- Conservative MPs have voted in the second round of the contest to replace Theresa May as party leader and prime minister.
- Boris Johnson wins the second round with Michael Gove, Jeremy Hunt, Sajid Javid and Rory Stewart also receiving enough votes to make it through to the next round.
- Brexiteer Dominic Raab drops out after failing to gather enough support.
- The remaining candidates will take part in a televised debate on BBC on Tuesday evening.
- Visit Business Insider’s home page for more stories.
LONDON – Conservative MPs have decided on the final five candidates to go through to the next round in the contest to replace Theresa May as party leader and prime minister.

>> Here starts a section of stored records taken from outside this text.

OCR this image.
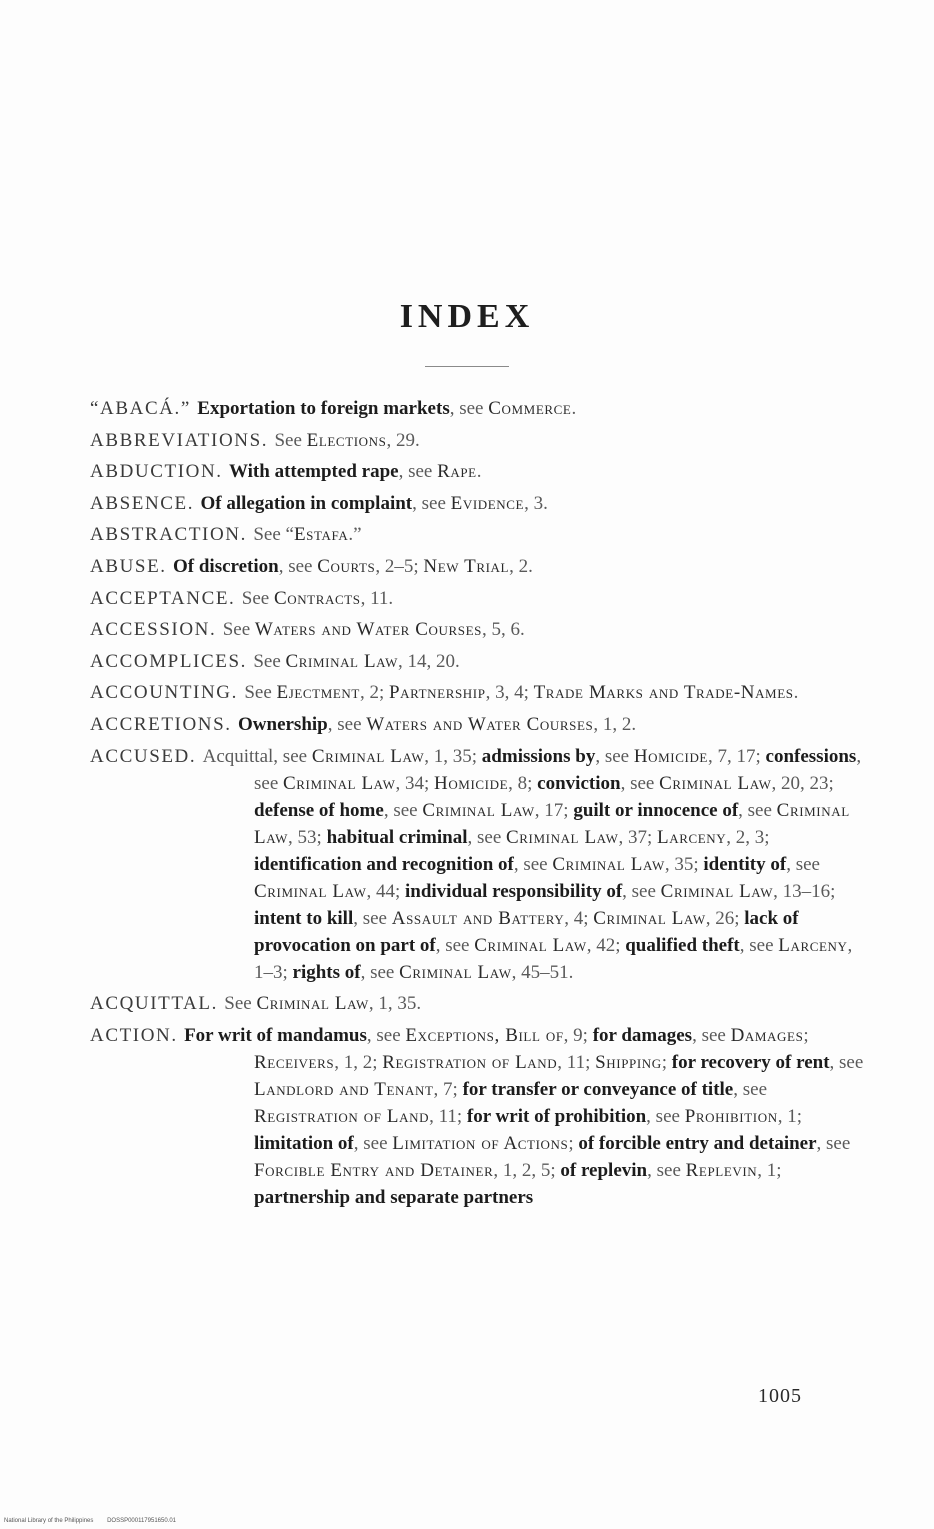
INDEX
“ABACÁ.” Exportation to foreign markets, see Commerce.
ABBREVIATIONS. See Elections, 29.
ABDUCTION. With attempted rape, see Rape.
ABSENCE. Of allegation in complaint, see Evidence, 3.
ABSTRACTION. See “Estafa.”
ABUSE. Of discretion, see Courts, 2–5; New Trial, 2.
ACCEPTANCE. See Contracts, 11.
ACCESSION. See Waters and Water Courses, 5, 6.
ACCOMPLICES. See Criminal Law, 14, 20.
ACCOUNTING. See Ejectment, 2; Partnership, 3, 4; Trade Marks and Trade-Names.
ACCRETIONS. Ownership, see Waters and Water Courses, 1, 2.
ACCUSED. Acquittal, see Criminal Law, 1, 35; admissions by, see Homicide, 7, 17; confessions, see Criminal Law, 34; Homicide, 8; conviction, see Criminal Law, 20, 23; defense of home, see Criminal Law, 17; guilt or innocence of, see Criminal Law, 53; habitual criminal, see Criminal Law, 37; Larceny, 2, 3; identification and recognition of, see Criminal Law, 35; identity of, see Criminal Law, 44; individual responsibility of, see Criminal Law, 13–16; intent to kill, see Assault and Battery, 4; Criminal Law, 26; lack of provocation on part of, see Criminal Law, 42; qualified theft, see Larceny, 1–3; rights of, see Criminal Law, 45–51.
ACQUITTAL. See Criminal Law, 1, 35.
ACTION. For writ of mandamus, see Exceptions, Bill of, 9; for damages, see Damages; Receivers, 1, 2; Registration of Land, 11; Shipping; for recovery of rent, see Landlord and Tenant, 7; for transfer or conveyance of title, see Registration of Land, 11; for writ of prohibition, see Prohibition, 1; limitation of, see Limitation of Actions; of forcible entry and detainer, see Forcible Entry and Detainer, 1, 2, 5; of replevin, see Replevin, 1; partnership and separate partners
1005
National Library of the Philippines DOSSP000117951650.01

Boris Johnson came first with 126 votes with Michael Gove, Jeremy Hunt, Sajid Javid and Rory Stewart also receiving enough votes to make it through to the next round.
However, former Brexit Secretary Dominic Raab dropped out after failing to meet the threshold of support.

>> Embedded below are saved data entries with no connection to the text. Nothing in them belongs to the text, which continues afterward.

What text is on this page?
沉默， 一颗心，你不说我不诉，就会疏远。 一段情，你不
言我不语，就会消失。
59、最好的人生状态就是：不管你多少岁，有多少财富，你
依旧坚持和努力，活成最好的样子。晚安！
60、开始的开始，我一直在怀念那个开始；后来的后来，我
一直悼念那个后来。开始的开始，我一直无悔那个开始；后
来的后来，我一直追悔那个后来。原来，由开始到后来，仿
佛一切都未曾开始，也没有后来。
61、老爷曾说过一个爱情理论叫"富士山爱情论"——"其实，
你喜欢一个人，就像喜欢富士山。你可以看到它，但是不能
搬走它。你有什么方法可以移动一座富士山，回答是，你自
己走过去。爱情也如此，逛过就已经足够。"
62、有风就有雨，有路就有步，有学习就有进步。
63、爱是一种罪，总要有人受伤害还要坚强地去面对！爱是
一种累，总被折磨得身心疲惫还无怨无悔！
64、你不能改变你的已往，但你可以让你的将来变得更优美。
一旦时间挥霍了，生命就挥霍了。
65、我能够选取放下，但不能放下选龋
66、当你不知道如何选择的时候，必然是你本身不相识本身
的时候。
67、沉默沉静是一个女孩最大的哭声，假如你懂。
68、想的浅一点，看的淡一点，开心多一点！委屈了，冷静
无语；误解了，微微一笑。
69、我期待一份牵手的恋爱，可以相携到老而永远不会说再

The International Development Secretary Rory Stewart continues to outperform expectations, doubling his support from the first round after opinion polls suggested he won the first televised leadership debate.
The five candidates will appear together on a televised BBC debate on Tuesday evening at 20.00 (BST).

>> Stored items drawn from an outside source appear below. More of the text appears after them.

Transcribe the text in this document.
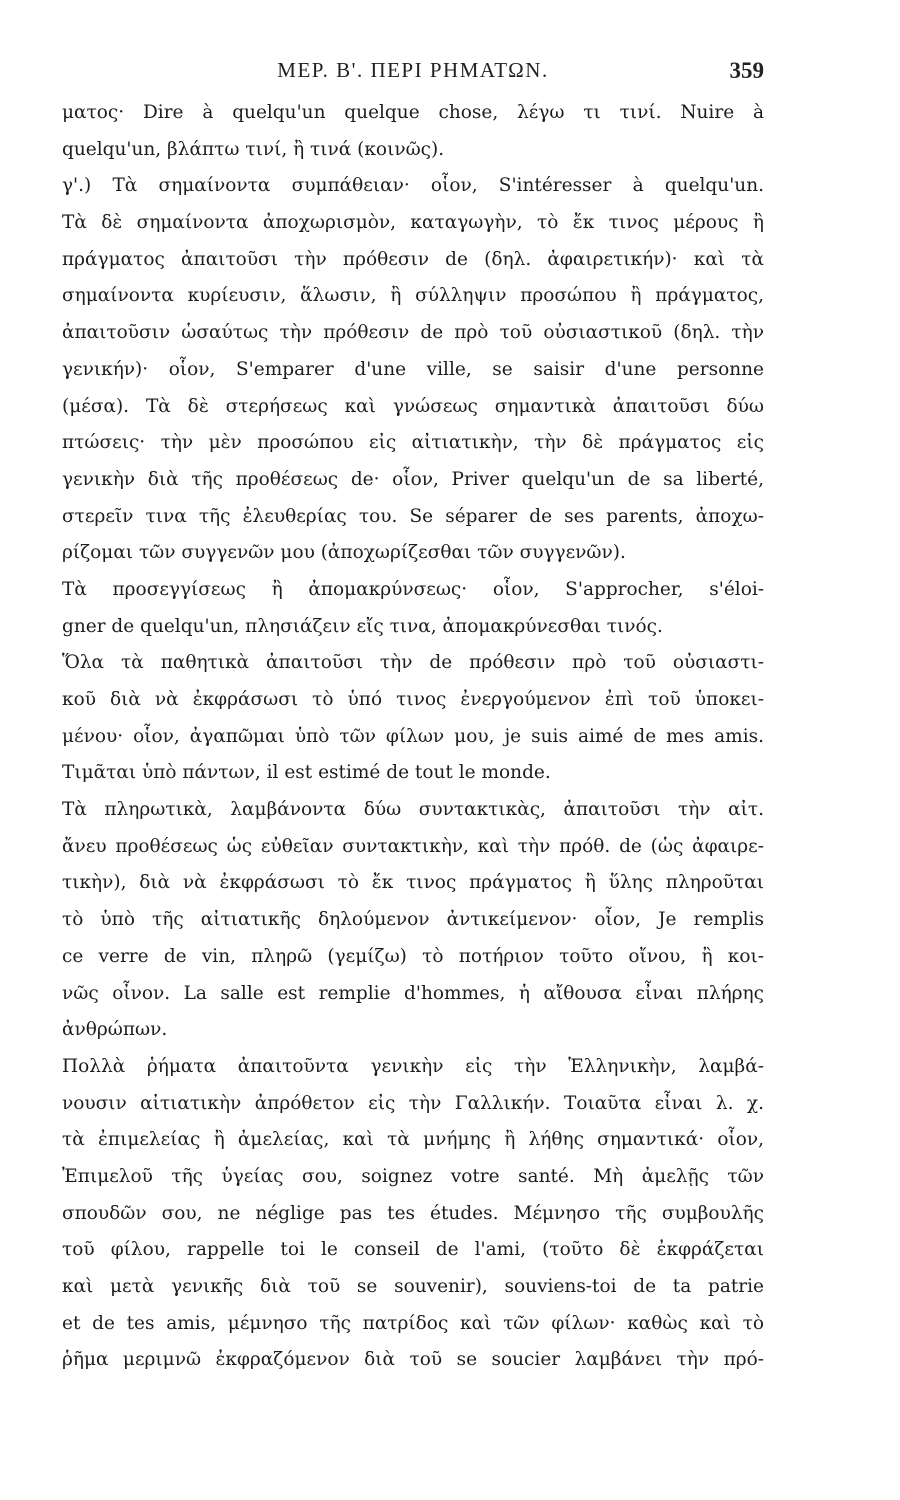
ΜΕΡ. Β'. ΠΕΡΙ ΡΗΜΑΤΩΝ.	359
ματος· Dire à quelqu'un quelque chose, λέγω τι τινί. Nuire à
quelqu'un, βλάπτω τινί, ἢ τινά (κοινῶς).
γ'.) Τὰ σημαίνοντα συμπάθειαν· οἷον, S'intéresser à quelqu'un.
Τὰ δὲ σημαίνοντα ἀποχωρισμὸν, καταγωγὴν, τὸ ἔκ τινος μέρους ἢ
πράγματος ἀπαιτοῦσι τὴν πρόθεσιν de (δηλ. ἀφαιρετικήν)· καὶ τὰ
σημαίνοντα κυρίευσιν, ἅλωσιν, ἢ σύλληψιν προσώπου ἢ πράγματος,
ἀπαιτοῦσιν ὡσαύτως τὴν πρόθεσιν de πρὸ τοῦ οὐσιαστικοῦ (δηλ. τὴν
γενικήν)· οἷον, S'emparer d'une ville, se saisir d'une personne
(μέσα). Τὰ δὲ στερήσεως καὶ γνώσεως σημαντικὰ ἀπαιτοῦσι δύω
πτώσεις· τὴν μὲν προσώπου εἰς αἰτιατικὴν, τὴν δὲ πράγματος εἰς
γενικὴν διὰ τῆς προθέσεως de· οἷον, Priver quelqu'un de sa liberté,
στερεῖν τινα τῆς ἐλευθερίας του. Se séparer de ses parents, ἀποχω-
ρίζομαι τῶν συγγενῶν μου (ἀποχωρίζεσθαι τῶν συγγενῶν).
Τὰ προσεγγίσεως ἢ ἀπομακρύνσεως· οἷον, S'approcher, s'éloi-
gner de quelqu'un, πλησιάζειν εἴς τινα, ἀπομακρύνεσθαι τινός.
Ὅλα τὰ παθητικὰ ἀπαιτοῦσι τὴν de πρόθεσιν πρὸ τοῦ οὐσιαστι-
κοῦ διὰ νὰ ἐκφράσωσι τὸ ὑπό τινος ἐνεργούμενον ἐπὶ τοῦ ὑποκει-
μένου· οἷον, ἀγαπῶμαι ὑπὸ τῶν φίλων μου, je suis aimé de mes amis.
Τιμᾶται ὑπὸ πάντων, il est estimé de tout le monde.
Τὰ πληρωτικὰ, λαμβάνοντα δύω συντακτικὰς, ἀπαιτοῦσι τὴν αἰτ.
ἄνευ προθέσεως ὡς εὐθεῖαν συντακτικὴν, καὶ τὴν πρόθ. de (ὡς ἀφαιρε-
τικὴν), διὰ νὰ ἐκφράσωσι τὸ ἔκ τινος πράγματος ἢ ὕλης πληροῦται
τὸ ὑπὸ τῆς αἰτιατικῆς δηλούμενον ἀντικείμενον· οἷον, Je remplis
ce verre de vin, πληρῶ (γεμίζω) τὸ ποτήριον τοῦτο οἴνου, ἢ κοι-
νῶς οἶνον. La salle est remplie d'hommes, ἡ αἴθουσα εἶναι πλήρης
ἀνθρώπων.
Πολλὰ ῥήματα ἀπαιτοῦντα γενικὴν εἰς τὴν Ἑλληνικὴν, λαμβά-
νουσιν αἰτιατικὴν ἀπρόθετον εἰς τὴν Γαλλικήν. Τοιαῦτα εἶναι λ. χ.
τὰ ἐπιμελείας ἢ ἀμελείας, καὶ τὰ μνήμης ἢ λήθης σημαντικά· οἷον,
Ἐπιμελοῦ τῆς ὑγείας σου, soignez votre santé. Μὴ ἀμελῇς τῶν
σπουδῶν σου, ne néglige pas tes études. Μέμνησο τῆς συμβουλῆς
τοῦ φίλου, rappelle toi le conseil de l'ami, (τοῦτο δὲ ἐκφράζεται
καὶ μετὰ γενικῆς διὰ τοῦ se souvenir), souviens-toi de ta patrie
et de tes amis, μέμνησο τῆς πατρίδος καὶ τῶν φίλων· καθὼς καὶ τὸ
ῥῆμα μεριμνῶ ἐκφραζόμενον διὰ τοῦ se soucier λαμβάνει τὴν πρό-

It will be the first time that Johnson, who is the strong favourite to win the contest, has agreed to debate his rival candidates.
The former foreign secretary was empty-chaired at the first leadership debate conducted by Channel 4 on Sunday.
Conservative leadership second round results
- Boris Johnson: 126
- Jeremy Hunt: 46
- Michael Gove: 41
- Rory Stewart: 37
- Sajid Javid: 33
- Dominic Raab: 30 (eliminated)
Johnson is under growing pressure to clarify his Brexit policy, with MPs from across the party reporting mixed messages on whether he is prepared to take the United Kingdom out of the European Union without a deal.
The former London mayor has insisted publicly that he will ensure Brexit takes place at the end of the six month extension period on October 31, whether or not a deal has been agreed by parliament.
However, some of those who have met privately with Johnson are convinced that he would not take the UK through a no-deal scenario.
Business leaders who have met with Johnson also report mixed messages on whether he would take Britain out of the EU without a deal, according to the BBC.